Record of a Spaceborn Few fed my soul, it is all about hope and connection. Chambers tells the story of the Exodus fleet, the homesteader ships that left Earth centuries ago in search of a new home for humans. They’ve found it now, but many have chosen to continue living on the ships as they orbit a star granted to them by other members of the Galactic Commons while some have taken off for life planetside or on smaller, individual ships. Like my other love Station Eleven, we trail several point of view characters over a period of time. The prologue starts with a terrible tragedy and then we jump ahead four years in time and experience what life is like now and what the lingering fall-out is for the residents of the fleet.
If Chambers had stayed there this would still easily be a four-star read that I would have been very glad indeed to have read. But Chambers pushes further, as she is wont to do. She takes the minutiae of their lives (an interesting read all by itself, I didn’t struggle as others did with the feeling of a slow start) and weaves with them tapestry of the human condition, of the struggle to find purpose, to know what our purpose even is, to find meaning in our lives both individually and in community.
Record of a Spaceborn Few bounces between Tessa, a mother of two small children who has always been content with her life in the fleet but is starting to have questions about how to best raise her kids; Kip, a teenager who has no idea who he wants to be but he knows he doesn’t want to be on the fleet anymore; Eyas, a woman in her late 30s whose job is to tend to the dead which often leaves her feeling at a remove from everyone else even though she knows that she is doing what she was meant for; Sawyer, a young man in his twenties who was born and raised planetside but comes to the fleet looking for a new start in the place of his ancestors; Isabel, an Archivist who serves the role of documentarian and historian, of preservationist and clerk, and a visiting ethnographer from another race who serves as the outside viewer within the structure. I loved these characters, and I loved their relationships. By and large they do not cross paths with one another, but their worlds are fully developed with delightful secondary characters who are elegantly drawn. I was particularly attracted to Eyas’s and Isabel’s stories, I think everyone probably has their own characters which spoke to them and these were mine.
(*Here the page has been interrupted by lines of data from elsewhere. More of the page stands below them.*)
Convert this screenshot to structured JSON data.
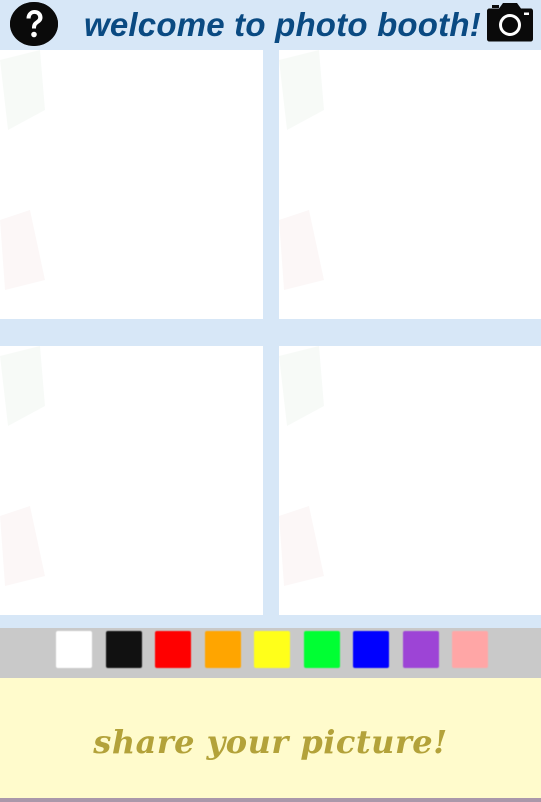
{
  "header": {
    "title": "welcome to photo booth!",
    "help_icon": "question-circle-icon",
    "camera_icon": "camera-icon"
  },
  "photos": [
    {
      "slot": "top-left"
    },
    {
      "slot": "top-right"
    },
    {
      "slot": "bottom-left"
    },
    {
      "slot": "bottom-right"
    }
  ],
  "palette": {
    "colors": [
      "#ffffff",
      "#111111",
      "#ff0000",
      "#ffa500",
      "#ffff1a",
      "#00ff33",
      "#0000ff",
      "#9d44d6",
      "#ffa6a6"
    ]
  },
  "share": {
    "label": "share your picture!"
  },
  "colors": {
    "header_bg": "#d7e7f7",
    "title": "#0a4a82",
    "palette_bg": "#c9c9c9",
    "share_bg": "#fffbcc",
    "share_text": "#b3a23a"
  }
}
While told in an episodic way, this character driven story brings the various components of the society to life through the eyes we see it. We know these characters by relatively early on so as events transpire, we are pulled further into their world. Chambers has the gift of writing these stories of people living on spaceships who act like people you interact with every day. In short, Chambers captures our humanity, she uses the small details that tell us so much about who we are.
I was lucky enough to receive book four, The Galaxy, and the Ground Within, as an ARC from Goodreads and will be starting it immediately.